定昇含む賃上げ6,077 円(2.06%)/連合の臨時回答集計
(2016年4月15日 調査・解析部)
連合(神津里季生会長)は14日、2016春季生活闘争の臨時回答集計(12日午前10時時点)をまとめた。定期昇給相当分を含む回答水準は、額で6,077円、率では2.06%。このうち、300人未満の組合をみると、賃上げ額は4,715円、率は1.91%となっている。業種別では、商業流通や交通運輸の300人未満の組合が、額、率ともに前年水準を上回っている。

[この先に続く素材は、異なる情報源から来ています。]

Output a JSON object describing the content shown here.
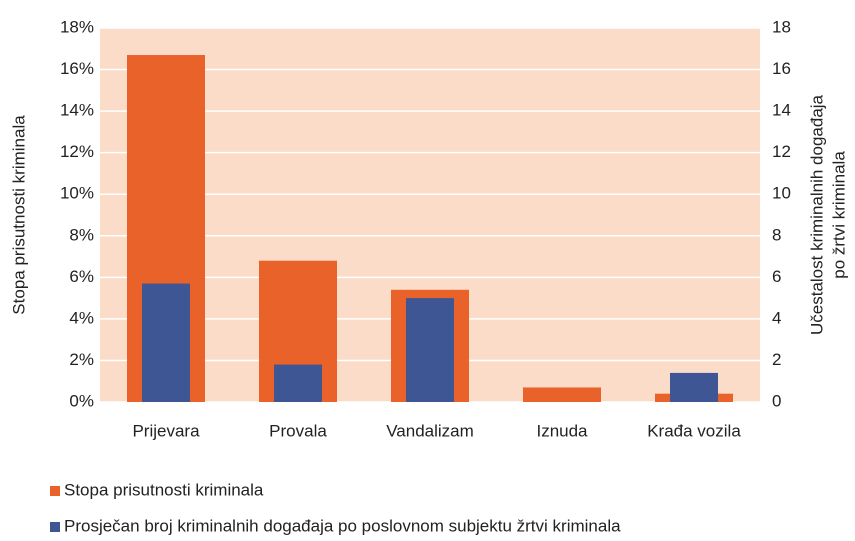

今回の集計は、連合が今春闘で掲げた「持続性」「月例賃金」「広がり」「底上げ」の4つのキーワードを実現すべく、4月末決着への相場形成を図るため、12日午前10時時点で臨時に実施したもの。第3回(3月30日)以降、新たに860組合が回答を引き出し、計2,672組合、218万2,185人の回答について平均賃金方式(組合員数による加重平均)をまとめている。
定昇相当分を含まない賃上げは1,331円(0.44%)
集計結果を見ると、昨年同時期(4月14日)に比べ、回答数は85組合増加。回答水準は、額で6,077円、率で2.06%となり、金額で593円、率で0.18ポイントそれぞれ下回っている。
このうち、ベースアップや賃金改善などの形で回答があり、賃上げ分が明確に分かる組合(1,359組合、146万4,265人)の集計では、回答水準は6,622円(2.20%)となり、うち定昇相当分を含まない賃上げ分は1,331円(0.44%)となる。
さらに賃上げ分が明確な組合のうち、前年と同一の組合(1,138組合、134万3,528人)との比較で見ると、回答水準は6,242円(2.07%)で、内訳は定昇相当分5,227円(1.74%)、賃上げ分は1,015円(0.34%)となる。前年実績に比べ818 円(0.28 ポイント)下回っている。
大手と中小の賃上げ率の乖離が改善傾向に
賃上げ集計を規模別に見ると、300人以上(965組合、200万8,846人)が6,206円(2.07%)で、前年同期比632円(0.19ポイント)減、300人未満(1,707組合、17万3,339人)が4,715 円(1.91%)で、同213円(0.10ポイント)減となっている。ともに前年を下回っているが、マイナス幅は300人未満の方が小さく、大手と中小の賃上げ率の乖離が改善傾向にあることがわかる。
また、300人未満の組合の回答を業種別に見ても、商業流通(前年対比366円、0.25ポイント増)と交通運輸(同236円、0.30ポイント増)で、額、率ともに前年水準を上回っており、内需関連の産業を中心に、中小の賃上げ獲得が続いている状況がうかがえる。
この結果について神津会長は、「連合として『底上げ春闘』を主張し旗振りして、それぞれの組織が成果を形にして引き出している。足下の集計状況でも、昨年までに比べ賃上げ獲得組織は着実に増えており、具体的な底上げでは、全体集計と中小300人未満の賃上げ率の推移も、これまでにない傾向を実現している」などと評価した。その一方で、現時点で依然、約半数の組合が交渉を続けている状況などを踏まえ、「ここから先こそが非常に大事。すべての働く者にとっての春闘を、最後の最後までしっかりと形に表していきたい」と強調した。